Sister Carrie
“People in general attach too much importance to words. They are under the illusion that talking effects great results. As a matter of fact, words are, as a rule, the shallowest portion of all the argument. They but dimly represent the great surging feelings and desires which lie behind. When the distraction of the tongue is removed, the heart listens.” ― Theodore Dreiser, Sister Carrie
This was my introduction to the world of Theodore Dreiser more than forty years ago when I was devouring American literature in high school. His journalistic prose style, while sometimes prolix, was just right for me and I read his novels about Frank Cowperwood and the massive An American Tragedy. But before Clyde Griffiths' downfall there was the story of Sister Carrie, published on November 8, 1900 to a prolonged uproar, that riveted me as she succumbed to the advances of vastly more experienced men. A Pamela some 150 years on, Carrie also confronts temptation, making the leap from her small town to Chicago and, feeling that she had few options, into the calculating arms of the travelling salesman, Drouet. After overcoming her doubts about sharing the salesman’s apartment, she stands before the window looking into her "never wholly convincing” conscience:
"It was only an average little conscience, a thing which represented the world, her past environment, habit, convention, in a confused way. With it, the voice of the people was only the voice of God.
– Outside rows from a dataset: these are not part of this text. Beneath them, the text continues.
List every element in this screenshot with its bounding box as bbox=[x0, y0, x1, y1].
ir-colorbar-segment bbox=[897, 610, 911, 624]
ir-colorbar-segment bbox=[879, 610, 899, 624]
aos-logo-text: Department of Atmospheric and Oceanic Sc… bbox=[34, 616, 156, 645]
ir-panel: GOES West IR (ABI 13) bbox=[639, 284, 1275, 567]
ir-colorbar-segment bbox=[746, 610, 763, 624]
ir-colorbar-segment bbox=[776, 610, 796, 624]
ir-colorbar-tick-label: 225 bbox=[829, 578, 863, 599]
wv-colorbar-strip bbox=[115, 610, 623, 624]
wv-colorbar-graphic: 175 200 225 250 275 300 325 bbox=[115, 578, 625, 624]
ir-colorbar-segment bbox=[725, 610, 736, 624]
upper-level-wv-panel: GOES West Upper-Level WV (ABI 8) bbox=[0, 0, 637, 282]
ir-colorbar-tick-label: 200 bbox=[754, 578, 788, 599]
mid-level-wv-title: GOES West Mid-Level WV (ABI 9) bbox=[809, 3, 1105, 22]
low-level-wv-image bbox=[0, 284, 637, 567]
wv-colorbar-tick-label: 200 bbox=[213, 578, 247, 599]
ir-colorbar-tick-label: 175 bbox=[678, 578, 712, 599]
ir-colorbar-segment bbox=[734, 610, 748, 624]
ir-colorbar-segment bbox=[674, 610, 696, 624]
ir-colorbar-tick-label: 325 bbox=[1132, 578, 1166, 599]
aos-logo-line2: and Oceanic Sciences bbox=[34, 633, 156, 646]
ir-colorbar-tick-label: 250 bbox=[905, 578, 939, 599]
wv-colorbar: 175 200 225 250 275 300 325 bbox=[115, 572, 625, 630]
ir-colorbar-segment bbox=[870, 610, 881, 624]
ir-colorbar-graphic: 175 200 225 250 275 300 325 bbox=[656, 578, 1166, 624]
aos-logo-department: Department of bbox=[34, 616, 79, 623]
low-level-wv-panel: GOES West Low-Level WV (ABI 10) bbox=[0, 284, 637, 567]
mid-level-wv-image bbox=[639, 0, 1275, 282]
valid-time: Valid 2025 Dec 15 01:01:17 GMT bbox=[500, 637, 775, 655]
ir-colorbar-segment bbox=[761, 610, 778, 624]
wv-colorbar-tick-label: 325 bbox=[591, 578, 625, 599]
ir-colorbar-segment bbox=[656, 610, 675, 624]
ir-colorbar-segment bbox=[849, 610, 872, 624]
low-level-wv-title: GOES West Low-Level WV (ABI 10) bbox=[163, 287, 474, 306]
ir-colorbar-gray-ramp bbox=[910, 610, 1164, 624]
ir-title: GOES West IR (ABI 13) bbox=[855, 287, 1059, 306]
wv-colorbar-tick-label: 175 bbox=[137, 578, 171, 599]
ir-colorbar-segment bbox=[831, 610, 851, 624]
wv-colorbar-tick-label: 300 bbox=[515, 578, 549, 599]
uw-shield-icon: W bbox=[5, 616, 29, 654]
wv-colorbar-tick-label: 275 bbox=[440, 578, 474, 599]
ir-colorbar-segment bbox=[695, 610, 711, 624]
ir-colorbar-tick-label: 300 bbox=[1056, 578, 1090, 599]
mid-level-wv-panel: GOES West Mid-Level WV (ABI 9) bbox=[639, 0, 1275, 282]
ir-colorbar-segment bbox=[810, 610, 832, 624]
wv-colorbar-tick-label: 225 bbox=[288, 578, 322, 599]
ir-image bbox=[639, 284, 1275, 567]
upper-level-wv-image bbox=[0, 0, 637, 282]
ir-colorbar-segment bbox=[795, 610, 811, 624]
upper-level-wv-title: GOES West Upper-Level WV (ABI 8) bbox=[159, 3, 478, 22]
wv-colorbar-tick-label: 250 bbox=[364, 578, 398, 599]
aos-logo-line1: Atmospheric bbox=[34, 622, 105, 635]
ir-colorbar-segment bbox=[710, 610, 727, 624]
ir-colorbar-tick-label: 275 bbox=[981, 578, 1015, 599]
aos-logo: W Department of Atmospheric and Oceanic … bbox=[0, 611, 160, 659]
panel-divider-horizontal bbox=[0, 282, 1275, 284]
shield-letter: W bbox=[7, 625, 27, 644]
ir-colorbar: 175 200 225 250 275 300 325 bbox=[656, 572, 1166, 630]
“Oh, thou failure!” said the voice.
“Why?” she questioned.
“Look at those about,” came the whispered answer. “Look at those who are good. How would they scorn to do what you have done. Look at the good girls; how will they draw away from such as you when they know you have been weak. You had not tried before you failed.”
Carrie moves up the social ladder to the wealthy George Hurstwood. Fleeing an unhappy marriage he takes her to New York City. There things take a turn, for while the book is of course about Carrie herself as the story goes on, it becomes more of Hurstwood’s tale. Yes, Carrie is still the force driving it, but we are given two separate lives—as Carrie manages to thrive, Hurstwood becomes homeless, helpless. The handling of these characters and their tragic lives makes this a great book by one of America's best writers.